Introduction
After a weekend full of major turmoil in the Middle East, Crude Oil (CL) has exploded higher, rallying 12.54% in early Monday trade. Any further developments of the crisis will be closely watched by investors, and all traders should be wary of the volatile swings we are likely to see in the market this week.
We can take a look at the technicals, but we must keep in mind that in an environment like this, the price action will be almost solely dependent on the geopolitical factors.
What Just Happened in Crude Oil?
- Price broke out from the $64–$68 consolidation range after the weekend’s developments.
- Strong, impulsive daily candle.
- Cleared prior lower-high structure.
- Repriced supply risk linked to Middle East conflict.

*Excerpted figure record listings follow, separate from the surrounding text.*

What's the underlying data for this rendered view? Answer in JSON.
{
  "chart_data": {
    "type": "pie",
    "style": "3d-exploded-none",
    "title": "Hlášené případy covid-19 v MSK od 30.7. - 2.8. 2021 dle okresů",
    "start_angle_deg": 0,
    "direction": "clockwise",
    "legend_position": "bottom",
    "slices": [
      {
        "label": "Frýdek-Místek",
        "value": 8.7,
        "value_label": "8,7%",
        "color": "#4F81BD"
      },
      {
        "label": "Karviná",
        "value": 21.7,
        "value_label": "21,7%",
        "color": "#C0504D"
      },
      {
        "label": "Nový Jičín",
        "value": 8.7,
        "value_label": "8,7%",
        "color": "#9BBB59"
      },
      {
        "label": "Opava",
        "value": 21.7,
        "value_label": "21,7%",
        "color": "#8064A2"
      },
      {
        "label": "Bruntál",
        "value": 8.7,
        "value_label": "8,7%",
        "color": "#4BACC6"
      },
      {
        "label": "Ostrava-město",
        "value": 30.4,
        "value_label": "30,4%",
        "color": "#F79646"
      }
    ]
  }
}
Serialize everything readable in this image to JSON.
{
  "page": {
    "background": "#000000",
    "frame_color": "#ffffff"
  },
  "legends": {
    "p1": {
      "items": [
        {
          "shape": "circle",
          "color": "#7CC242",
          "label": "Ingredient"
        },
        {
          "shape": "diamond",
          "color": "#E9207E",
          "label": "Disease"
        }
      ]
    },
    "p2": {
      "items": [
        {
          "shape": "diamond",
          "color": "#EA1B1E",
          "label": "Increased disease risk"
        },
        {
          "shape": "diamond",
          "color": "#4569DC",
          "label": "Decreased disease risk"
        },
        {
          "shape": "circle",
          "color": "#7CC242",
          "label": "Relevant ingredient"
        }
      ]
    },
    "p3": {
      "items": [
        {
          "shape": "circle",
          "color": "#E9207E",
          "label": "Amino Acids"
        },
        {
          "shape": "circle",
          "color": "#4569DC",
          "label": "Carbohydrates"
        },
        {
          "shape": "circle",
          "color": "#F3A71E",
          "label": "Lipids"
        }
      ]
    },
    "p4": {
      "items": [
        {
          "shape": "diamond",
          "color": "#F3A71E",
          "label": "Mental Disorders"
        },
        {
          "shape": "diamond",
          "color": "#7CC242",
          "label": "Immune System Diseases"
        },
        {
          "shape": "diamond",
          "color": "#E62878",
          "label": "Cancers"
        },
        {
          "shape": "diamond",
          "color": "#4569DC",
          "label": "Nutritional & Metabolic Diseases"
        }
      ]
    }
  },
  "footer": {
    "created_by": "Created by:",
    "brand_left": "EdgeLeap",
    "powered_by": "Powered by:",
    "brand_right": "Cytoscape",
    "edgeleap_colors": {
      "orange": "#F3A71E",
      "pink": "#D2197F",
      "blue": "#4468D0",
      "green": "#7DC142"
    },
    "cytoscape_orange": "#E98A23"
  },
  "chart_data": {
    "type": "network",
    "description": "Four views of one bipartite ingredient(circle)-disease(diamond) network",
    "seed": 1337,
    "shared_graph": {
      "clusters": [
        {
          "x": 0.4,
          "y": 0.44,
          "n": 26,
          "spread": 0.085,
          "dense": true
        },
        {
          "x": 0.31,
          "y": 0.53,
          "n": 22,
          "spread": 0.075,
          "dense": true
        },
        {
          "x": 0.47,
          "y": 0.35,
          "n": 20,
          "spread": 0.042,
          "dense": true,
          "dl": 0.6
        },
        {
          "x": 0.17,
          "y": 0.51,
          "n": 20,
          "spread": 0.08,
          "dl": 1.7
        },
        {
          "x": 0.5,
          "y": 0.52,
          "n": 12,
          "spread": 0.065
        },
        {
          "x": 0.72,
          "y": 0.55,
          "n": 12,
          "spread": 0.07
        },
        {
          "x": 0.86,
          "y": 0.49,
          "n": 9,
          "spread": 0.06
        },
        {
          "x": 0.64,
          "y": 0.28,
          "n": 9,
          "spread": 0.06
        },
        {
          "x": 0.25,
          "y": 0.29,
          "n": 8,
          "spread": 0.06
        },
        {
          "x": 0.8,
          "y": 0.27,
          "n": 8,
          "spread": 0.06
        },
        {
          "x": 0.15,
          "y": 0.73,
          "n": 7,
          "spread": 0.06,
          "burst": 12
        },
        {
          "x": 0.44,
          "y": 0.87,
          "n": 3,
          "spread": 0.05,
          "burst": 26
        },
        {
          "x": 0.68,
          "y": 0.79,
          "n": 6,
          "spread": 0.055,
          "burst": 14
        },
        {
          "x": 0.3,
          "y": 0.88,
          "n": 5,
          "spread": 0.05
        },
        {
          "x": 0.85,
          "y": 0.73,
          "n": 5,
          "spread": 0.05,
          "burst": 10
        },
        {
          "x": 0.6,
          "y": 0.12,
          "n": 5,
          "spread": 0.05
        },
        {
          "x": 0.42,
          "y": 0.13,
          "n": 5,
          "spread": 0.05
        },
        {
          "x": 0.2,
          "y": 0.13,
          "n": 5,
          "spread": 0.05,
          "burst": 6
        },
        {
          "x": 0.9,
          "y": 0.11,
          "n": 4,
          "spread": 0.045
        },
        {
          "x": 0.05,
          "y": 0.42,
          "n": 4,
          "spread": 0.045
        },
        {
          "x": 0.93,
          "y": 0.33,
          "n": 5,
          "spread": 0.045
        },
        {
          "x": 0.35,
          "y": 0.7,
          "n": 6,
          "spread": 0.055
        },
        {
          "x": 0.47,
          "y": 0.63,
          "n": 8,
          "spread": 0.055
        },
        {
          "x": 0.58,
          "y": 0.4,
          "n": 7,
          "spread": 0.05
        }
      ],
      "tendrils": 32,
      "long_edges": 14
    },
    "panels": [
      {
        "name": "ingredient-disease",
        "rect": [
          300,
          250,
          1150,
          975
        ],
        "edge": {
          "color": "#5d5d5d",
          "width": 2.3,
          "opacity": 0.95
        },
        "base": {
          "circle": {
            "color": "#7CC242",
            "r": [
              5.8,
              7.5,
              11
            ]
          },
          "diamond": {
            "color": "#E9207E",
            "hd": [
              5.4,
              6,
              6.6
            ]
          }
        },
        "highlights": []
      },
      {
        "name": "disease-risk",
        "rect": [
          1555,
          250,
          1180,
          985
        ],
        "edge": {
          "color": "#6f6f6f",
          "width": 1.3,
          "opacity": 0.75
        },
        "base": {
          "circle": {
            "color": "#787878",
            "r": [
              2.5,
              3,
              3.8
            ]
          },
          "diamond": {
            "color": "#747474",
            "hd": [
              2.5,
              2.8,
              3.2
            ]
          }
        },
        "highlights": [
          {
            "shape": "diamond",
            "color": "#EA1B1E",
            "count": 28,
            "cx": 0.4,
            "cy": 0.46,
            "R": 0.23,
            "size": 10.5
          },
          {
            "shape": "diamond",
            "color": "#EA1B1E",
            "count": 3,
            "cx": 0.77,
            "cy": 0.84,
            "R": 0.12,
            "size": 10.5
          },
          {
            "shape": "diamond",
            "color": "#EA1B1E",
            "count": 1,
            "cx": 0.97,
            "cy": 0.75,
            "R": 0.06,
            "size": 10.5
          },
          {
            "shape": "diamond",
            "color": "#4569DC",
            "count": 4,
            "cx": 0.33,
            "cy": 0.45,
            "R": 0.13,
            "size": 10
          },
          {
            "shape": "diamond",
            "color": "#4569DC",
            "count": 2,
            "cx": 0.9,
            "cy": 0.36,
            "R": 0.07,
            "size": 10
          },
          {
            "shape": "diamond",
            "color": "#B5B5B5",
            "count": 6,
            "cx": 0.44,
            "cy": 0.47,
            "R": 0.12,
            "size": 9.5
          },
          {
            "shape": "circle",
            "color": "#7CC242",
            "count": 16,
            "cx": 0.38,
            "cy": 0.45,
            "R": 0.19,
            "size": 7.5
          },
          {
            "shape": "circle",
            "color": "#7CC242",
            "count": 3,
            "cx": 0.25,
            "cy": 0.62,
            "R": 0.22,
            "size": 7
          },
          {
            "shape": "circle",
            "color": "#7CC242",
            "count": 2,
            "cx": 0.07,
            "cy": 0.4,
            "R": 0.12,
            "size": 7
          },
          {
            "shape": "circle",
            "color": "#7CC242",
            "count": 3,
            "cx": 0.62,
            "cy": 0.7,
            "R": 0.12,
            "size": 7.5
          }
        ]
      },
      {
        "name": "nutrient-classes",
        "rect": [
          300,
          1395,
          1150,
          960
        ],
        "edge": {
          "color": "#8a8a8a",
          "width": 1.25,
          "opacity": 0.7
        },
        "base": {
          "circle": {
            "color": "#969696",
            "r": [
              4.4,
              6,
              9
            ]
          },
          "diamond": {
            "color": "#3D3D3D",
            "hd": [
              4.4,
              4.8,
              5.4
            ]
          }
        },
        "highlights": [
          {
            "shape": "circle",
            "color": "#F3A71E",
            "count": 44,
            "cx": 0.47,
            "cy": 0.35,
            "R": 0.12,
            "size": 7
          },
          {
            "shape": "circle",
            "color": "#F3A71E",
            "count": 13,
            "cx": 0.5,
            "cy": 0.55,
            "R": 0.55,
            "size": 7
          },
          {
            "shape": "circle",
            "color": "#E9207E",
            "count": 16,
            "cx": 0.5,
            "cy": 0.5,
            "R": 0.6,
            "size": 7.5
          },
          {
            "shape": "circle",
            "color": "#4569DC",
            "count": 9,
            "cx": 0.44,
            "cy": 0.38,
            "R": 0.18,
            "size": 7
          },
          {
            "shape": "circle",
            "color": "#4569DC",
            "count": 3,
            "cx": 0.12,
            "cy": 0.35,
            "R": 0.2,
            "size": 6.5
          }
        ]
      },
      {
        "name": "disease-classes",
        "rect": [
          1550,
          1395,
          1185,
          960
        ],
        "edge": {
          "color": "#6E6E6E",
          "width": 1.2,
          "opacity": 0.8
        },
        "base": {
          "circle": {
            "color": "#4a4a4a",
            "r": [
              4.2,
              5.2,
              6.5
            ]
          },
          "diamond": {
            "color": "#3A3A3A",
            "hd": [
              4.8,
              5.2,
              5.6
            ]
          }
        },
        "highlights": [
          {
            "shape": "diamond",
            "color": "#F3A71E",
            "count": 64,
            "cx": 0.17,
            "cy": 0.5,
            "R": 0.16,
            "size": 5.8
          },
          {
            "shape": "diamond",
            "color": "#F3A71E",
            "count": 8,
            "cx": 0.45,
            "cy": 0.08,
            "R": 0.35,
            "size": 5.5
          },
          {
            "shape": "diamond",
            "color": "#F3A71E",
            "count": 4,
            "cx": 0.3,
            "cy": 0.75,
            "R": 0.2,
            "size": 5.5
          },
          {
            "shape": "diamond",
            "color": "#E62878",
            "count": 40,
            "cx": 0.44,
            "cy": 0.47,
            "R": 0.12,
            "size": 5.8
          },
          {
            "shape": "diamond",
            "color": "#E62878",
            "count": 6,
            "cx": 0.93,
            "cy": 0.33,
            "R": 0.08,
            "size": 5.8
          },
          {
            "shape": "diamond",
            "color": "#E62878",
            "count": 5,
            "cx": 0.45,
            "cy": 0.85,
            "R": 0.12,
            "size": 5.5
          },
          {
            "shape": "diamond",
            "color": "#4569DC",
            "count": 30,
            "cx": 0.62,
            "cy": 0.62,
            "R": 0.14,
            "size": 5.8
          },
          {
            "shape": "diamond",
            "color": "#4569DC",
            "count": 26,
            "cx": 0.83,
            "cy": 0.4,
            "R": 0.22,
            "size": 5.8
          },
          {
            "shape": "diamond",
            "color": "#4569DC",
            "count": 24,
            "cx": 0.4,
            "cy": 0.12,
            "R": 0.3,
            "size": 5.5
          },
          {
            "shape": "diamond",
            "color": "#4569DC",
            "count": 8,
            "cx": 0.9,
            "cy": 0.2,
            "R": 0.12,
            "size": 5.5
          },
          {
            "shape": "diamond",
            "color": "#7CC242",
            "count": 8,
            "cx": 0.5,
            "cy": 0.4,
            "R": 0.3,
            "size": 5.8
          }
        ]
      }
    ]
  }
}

Middle East War Developments & Oil Prices
Recent tensions in the Middle East have pushed oil markets back into risk mode. Traders are worried that fighting or political escalation could interrupt supply, especially with so much attention on the Strait of Hormuz. That narrow shipping lane carries roughly 20 percent of the world’s oil, so even the hint of a threat there can move prices quickly.
As concerns grow, shipping costs and insurance rates for tankers often rise, and some vessels reroute as a precaution. Energy traders who were betting on lower prices have rushed to close those positions, which adds upward pressure on crude. At the same time, investors are building a larger geopolitical risk premium into oil prices. In simple terms, they are adding extra cost to reflect the chance that something could go wrong.
Importantly, oil markets do not wait for actual supply to be disrupted. Prices adjust based on risk, not just reality. When there is a credible threat to key infrastructure or shipping routes, benchmarks like WTI react almost immediately.
On top of that, recent developments have added to the uncertainty. There have been increased naval patrols in the Gulf, reports of drone and missile activity in the region, and renewed warnings from regional governments about potential retaliation. OPEC+ supply discipline and already tight spare capacity in some producing countries have also amplified the market’s sensitivity to any new risk.
Even if no barrels are ultimately lost, the fear alone is enough to push prices higher. That is what we are seeing in the market right now.
Market Structure & Trend

Daily Chart – Breakout Confirmed
Even though the breakout is bullish, we cannot confirm that this is now suddenly the emergence of a new bullish trend and a shift in momentum. The market is too volatile at the moment and any piece of news can send it in either direction.
In order for a solid bullish trend to confirm, we would need to see the escalations slow down, stability come into the price action and volume, and steady higher highs and higher lows form on the chart. If traders and investors are simply pricing in fear or greed, we could see wild swings in the near term.
Key Technical Levels for Crude Oil
Immediate Resistance
$75–$77:
First major supply area from prior 2025 breakdown zone.
$80:
Psychological resistance and prior structural pivot.
If war escalation continues, oil could test $80 faster than most expect.
Support
$68–$70:
Breakout zone. This should now act as first support on pullbacks.
$64–$65:
Former consolidation ceiling.
$55–$56:
Majordemand and long-term invalidation level.
As long as CL holds above $68, the breakout structure remains intact.
Scenarios Going Forward
Bullish Continuation
If Middle East tensions escalate further, CL could push toward $80–$85 as supply risk becomes more aggressively priced in.
Controlled Pullback
Price retraces toward $70 breakout level while maintaining bullish structure.
De-escalation Shock
If diplomatic progress reduces supply concerns, oil could quickly retrace back into the mid-$60s.
Estimated Probability Table
| Scenario | Description | Probability |
|---|---|---|
| Continued upside | Move toward $80 | 45% |
| Pullback to breakout retest | $68–$70 support test | 35% |
| Sharp reversal | De-escalation drops oil below $65 | 20% |
Final Takeaway
Keep an eye on the news!
This analysis is for educational and informational purposes only and does not constitute trading advice or a recommendation to buy or sell any futures contracts. Futures trading involves significant risk and may not be suitable for all investors. Always conduct your own research and consult with a licensed financial professional before making trading decisions.